To visualize the performance of the controller, we plot the mean value and standard deviation of the fidelity of a bunch of trajectories (myparameters.numtrajplot) as a function of the time steps at which loss values are computed.

function visualize(p_nn; alg = SDE.EM())
    u0 = prepare_initial(myparameters.dt, myparameters.numtrajplot)
    pars = CA.ComponentArray(; p_nn,
        myparameters = [myparameters.Δ, myparameters.Ωmax, myparameters.κ])

    function prob_func(prob, i, repeat)
        # prepare initial state and applied control pulse
        u0tmp = deepcopy(vec(u0[:, i]))
        W = sqrt(myparameters.dt) * randn(typeof(myparameters.dt), size(myparameters.ts)) #for 1 trajectory
        W1 = cumsum([zero(myparameters.dt); W[1:(end - 1)]], dims = 1)
        NG = DNP.NoiseGrid(myparameters.ts, W1)

        SDE.remake(prob; p = pars, u0 = u0tmp, callback, noise = NG)
    end

    ensembleprob = SDE.EnsembleProblem(prob; prob_func, safetycopy = true)

    u = SDE.solve(ensembleprob, alg, SDE.EnsembleThreads();
        saveat = myparameters.tinterval,
        myparameters.dt,
        adaptive = false, #abstol=1e-6, reltol=1e-6,
        trajectories = myparameters.numtrajplot,
        batch_size = myparameters.numtrajplot)

    ceR = @view u[1, :, :]
    cdR = @view u[2, :, :]
    ceI = @view u[3, :, :]
    cdI = @view u[4, :, :]
    infidelity = @. (cdR^2 + cdI^2) / (ceR^2 + cdR^2 + ceI^2 + cdI^2)
    meaninfidelity = Statistics.mean(infidelity)
    loss = myparameters.C1 * meaninfidelity

    @info "Loss: " loss

    fidelity = @. (ceR^2 + ceI^2) / (ceR^2 + cdR^2 + ceI^2 + cdI^2)

    mf = Statistics.mean(fidelity, dims = 2)[:]
    sf = Statistics.std(fidelity, dims = 2)[:]

    pl1 = Plots.plot(0:(myparameters.Nintervals), mf,
        ribbon = sf,
        ylim = (0, 1), xlim = (0, myparameters.Nintervals),
        c = 1, lw = 1.5, xlabel = "steps i", ylabel = "Fidelity", legend = false)

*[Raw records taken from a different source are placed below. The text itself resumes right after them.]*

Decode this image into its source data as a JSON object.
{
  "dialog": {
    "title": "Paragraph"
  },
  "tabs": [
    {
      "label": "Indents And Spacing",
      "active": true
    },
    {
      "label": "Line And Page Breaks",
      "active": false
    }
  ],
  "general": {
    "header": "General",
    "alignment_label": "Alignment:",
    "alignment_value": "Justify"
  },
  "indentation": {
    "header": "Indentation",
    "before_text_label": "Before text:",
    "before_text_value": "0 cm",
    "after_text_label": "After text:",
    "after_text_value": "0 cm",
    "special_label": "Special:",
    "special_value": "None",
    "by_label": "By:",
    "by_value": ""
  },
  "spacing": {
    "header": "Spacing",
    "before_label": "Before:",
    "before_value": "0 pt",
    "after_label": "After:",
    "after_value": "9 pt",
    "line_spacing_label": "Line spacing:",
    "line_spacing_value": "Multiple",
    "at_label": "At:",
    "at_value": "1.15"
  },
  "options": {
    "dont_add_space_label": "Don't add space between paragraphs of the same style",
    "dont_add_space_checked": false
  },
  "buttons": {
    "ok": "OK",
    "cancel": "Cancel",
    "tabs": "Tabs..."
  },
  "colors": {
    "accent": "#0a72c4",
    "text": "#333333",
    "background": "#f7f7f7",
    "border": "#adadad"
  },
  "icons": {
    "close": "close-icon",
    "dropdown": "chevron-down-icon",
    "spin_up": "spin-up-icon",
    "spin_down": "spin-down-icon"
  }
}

    pl = Plots.plot(pl1, legend = false, size = (400, 360))
    return pl, loss
end
# callback to visualize training
visualization_callback = function (state, l; doplot = false)
    println(l)

    if doplot
        pl, _ = visualize(state.u)
        display(pl)
    end

    return false
end

#7 (generic function with 1 method)

Training

We use the Adam optimizer to optimize the parameters of the neural network. In each epoch, we draw new initial quantum states, compute the forward evolution, and, subsequently, the gradients of the loss function with respect to the parameters of the neural network. sensealg allows one to switch between the different sensitivity modes. InterpolatingAdjoint and BacksolveAdjoint are the two possible continuous adjoint sensitivity methods. The necessary correction between Ito and Stratonovich integrals is computed under the hood in the SciMLSensitivity package.

# optimize the parameters for a few epochs with Adam on time span
# Setup and run the optimization
adtype = OPT.AutoForwardDiff()
optf = OPT.OptimizationFunction((x, p) -> loss(x), adtype)

optprob = OPT.OptimizationProblem(optf, p_nn)
res = OPT.solve(optprob, OPO.Adam(myparameters.lr),
    callback = visualization_callback,
    maxiters = 100)

# plot optimized control
visualization_callback(res, loss(res.u); doplot = true)

false

Evolution of the fidelity as a function of time

References

[1] Schäfer, Frank, Pavel Sekatski, Martin Koppenhöfer, Christoph Bruder, and Michal Kloc. "Control of stochastic quantum dynamics by differentiable programming." Machine Learning: Science and Technology 2, no. 3 (2021): 035004.